Is Ramsay “bag” to rights this time?
The Sun and the Daily Mail worked themselves into a right lather last week over the revelation that Gordon Ramsay has apparently been serving food in his restaurants that wasn’t freshly made on the premises, but instead was prepared in a kitchen some distance away, brought to the restaurant, and heated up for service:
The Sun: Ramsay serves up coq au van
On the face of it, this looks like rank hypocrisy by Ramsay, and neither newspaper has held back from making that accusation. The Sun even went so far as to wheel out a past participant in Ramsay’s Kitchen Nightmares to make it for them, as well as calling in Lindsey Bareham from their News International stablemate The Times. The Mail set its sights a little higher, calling on the head of Harden’s Restaurant Guides, Richard Harden, and Jamie Oliver to add comment.
So is the accusation justified?
Well, for starters let’s look at the people who’ve been asked to comment.

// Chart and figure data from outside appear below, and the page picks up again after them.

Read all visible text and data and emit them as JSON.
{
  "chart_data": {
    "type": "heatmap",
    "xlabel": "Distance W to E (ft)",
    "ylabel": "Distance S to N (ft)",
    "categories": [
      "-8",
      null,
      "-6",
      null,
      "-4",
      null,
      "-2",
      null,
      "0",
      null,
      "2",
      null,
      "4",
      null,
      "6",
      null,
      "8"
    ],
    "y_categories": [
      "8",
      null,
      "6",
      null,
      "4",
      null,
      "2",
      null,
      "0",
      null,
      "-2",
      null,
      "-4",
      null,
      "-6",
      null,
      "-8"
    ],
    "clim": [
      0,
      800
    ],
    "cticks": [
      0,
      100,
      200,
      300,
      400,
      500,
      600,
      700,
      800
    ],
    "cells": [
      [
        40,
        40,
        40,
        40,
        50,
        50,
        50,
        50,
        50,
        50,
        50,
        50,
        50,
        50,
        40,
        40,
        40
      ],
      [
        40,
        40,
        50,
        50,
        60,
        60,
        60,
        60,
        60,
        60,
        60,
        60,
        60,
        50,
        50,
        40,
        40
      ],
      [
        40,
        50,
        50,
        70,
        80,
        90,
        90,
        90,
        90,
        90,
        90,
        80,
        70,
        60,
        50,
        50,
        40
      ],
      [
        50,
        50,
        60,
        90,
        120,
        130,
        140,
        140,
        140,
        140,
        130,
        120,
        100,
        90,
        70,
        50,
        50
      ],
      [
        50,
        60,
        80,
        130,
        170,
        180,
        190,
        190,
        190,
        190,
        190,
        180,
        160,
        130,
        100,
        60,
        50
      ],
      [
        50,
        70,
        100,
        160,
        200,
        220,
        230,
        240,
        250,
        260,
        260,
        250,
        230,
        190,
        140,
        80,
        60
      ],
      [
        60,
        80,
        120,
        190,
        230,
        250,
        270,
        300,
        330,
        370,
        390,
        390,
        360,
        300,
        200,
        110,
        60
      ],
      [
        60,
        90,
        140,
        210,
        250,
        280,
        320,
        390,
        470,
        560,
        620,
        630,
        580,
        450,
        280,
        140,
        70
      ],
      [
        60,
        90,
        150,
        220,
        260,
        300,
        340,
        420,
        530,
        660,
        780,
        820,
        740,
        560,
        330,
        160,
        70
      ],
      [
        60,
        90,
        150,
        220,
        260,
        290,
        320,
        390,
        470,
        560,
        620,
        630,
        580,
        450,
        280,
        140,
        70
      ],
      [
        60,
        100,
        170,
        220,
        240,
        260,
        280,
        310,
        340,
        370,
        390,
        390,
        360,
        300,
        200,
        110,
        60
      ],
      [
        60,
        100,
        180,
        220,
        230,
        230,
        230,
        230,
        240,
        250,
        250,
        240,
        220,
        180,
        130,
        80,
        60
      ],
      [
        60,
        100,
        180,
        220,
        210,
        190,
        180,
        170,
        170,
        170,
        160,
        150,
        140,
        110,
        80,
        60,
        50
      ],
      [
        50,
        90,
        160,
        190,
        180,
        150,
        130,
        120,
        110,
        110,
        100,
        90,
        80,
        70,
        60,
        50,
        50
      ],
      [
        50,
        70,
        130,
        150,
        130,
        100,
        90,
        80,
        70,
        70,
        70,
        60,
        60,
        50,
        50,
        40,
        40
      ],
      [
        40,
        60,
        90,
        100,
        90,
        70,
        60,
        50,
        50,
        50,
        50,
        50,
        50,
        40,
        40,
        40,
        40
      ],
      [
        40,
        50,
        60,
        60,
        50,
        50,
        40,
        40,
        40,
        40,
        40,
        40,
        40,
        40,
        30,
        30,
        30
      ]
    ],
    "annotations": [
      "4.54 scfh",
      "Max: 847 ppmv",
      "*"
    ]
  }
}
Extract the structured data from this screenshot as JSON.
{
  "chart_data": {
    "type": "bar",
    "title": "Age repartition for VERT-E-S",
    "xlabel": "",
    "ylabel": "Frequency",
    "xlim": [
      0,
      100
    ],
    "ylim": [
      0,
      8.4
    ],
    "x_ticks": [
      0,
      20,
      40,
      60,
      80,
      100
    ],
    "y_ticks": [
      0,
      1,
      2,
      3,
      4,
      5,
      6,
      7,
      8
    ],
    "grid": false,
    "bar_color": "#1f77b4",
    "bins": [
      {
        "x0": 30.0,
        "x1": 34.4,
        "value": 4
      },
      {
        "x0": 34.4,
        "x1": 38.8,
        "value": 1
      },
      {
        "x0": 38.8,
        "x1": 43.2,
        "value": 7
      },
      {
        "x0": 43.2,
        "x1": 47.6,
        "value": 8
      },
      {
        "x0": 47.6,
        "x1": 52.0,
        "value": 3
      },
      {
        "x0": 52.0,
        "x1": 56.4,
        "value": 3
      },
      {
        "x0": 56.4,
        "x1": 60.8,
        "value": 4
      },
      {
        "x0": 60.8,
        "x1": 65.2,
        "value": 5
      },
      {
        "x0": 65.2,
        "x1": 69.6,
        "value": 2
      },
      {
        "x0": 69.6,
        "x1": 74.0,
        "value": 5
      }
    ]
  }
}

Anyone who watched the Israel Pons/D-Place episode of Ramsay’s Kitchen Nightmares will be able to judge for themselves how valid his accusations of hypocrisy are. But given that Ramsay’s sourcing food prepared within his own business group, it’s not exactly the same as sourcing your stuff from a third party where you have no quality control, is it?
Bareham is commenting on a story run by a paper published by the same company that publishes the paper she works for. Besides which, it makes her look all the more discerning if she says, “Actually, I thought it tasted a bit boil-in-the-bag”.
Harden, of course, is in the business of publicising his own guides, and has had his run-ins with Ramsay in the past. Ramsay and his publicists have accused Harden and his publicists of stirring up media froth to try to generate interest in their guides. They may well feel that he’s stirring again.
Oliver (who as a leading restaurateur himself is perhaps best placed to comment) is quoted as saying that he was a bit shocked, but also that “if it was something used really well then it’s justified to bring certain things in”.
There’s been a lot of blog comment too. Jay Rayner at The Observer makes a reasonable point that “all Ramsay’s operation does is legitimise shoddier operations further downmarket”, but spoils it all in the final paragraph with some pseudo-accountancy babble and figures which defy mathematics. (Perhaps he’s trying to jump on the Mail/Sun “restaurants are a ripoff” bandwagon?)
Lennie Nash at Chef Sandwich argues that all restaurants prepare food in advance – and points out that Heston Blumenthal’s The Fat Duck restaurant at Bray near Windsor, with three Michelin stars and rated the second-best restaurant in the world by food professionals, has food brought in from a prep kitchen 100m away. In his view:
Of course, none of this outrage is about the horrors of ‘boil-in-the-bag’ cooking at all. It’s about the growing witch-hunt against Ramsay, and the ‘build them up then knock them down’ shadenfreude [sic] so enjoyed by the British press.
All rather ugly, really.
On the other hand, the Ramsay defence – “This isn’t boil-in-the-bag, this is sous vide” – sounds a bit hollow too. (“No, it’s not smaller portions, it’s cuisine nouvelle“…) But that’s for culinary experts to comment on.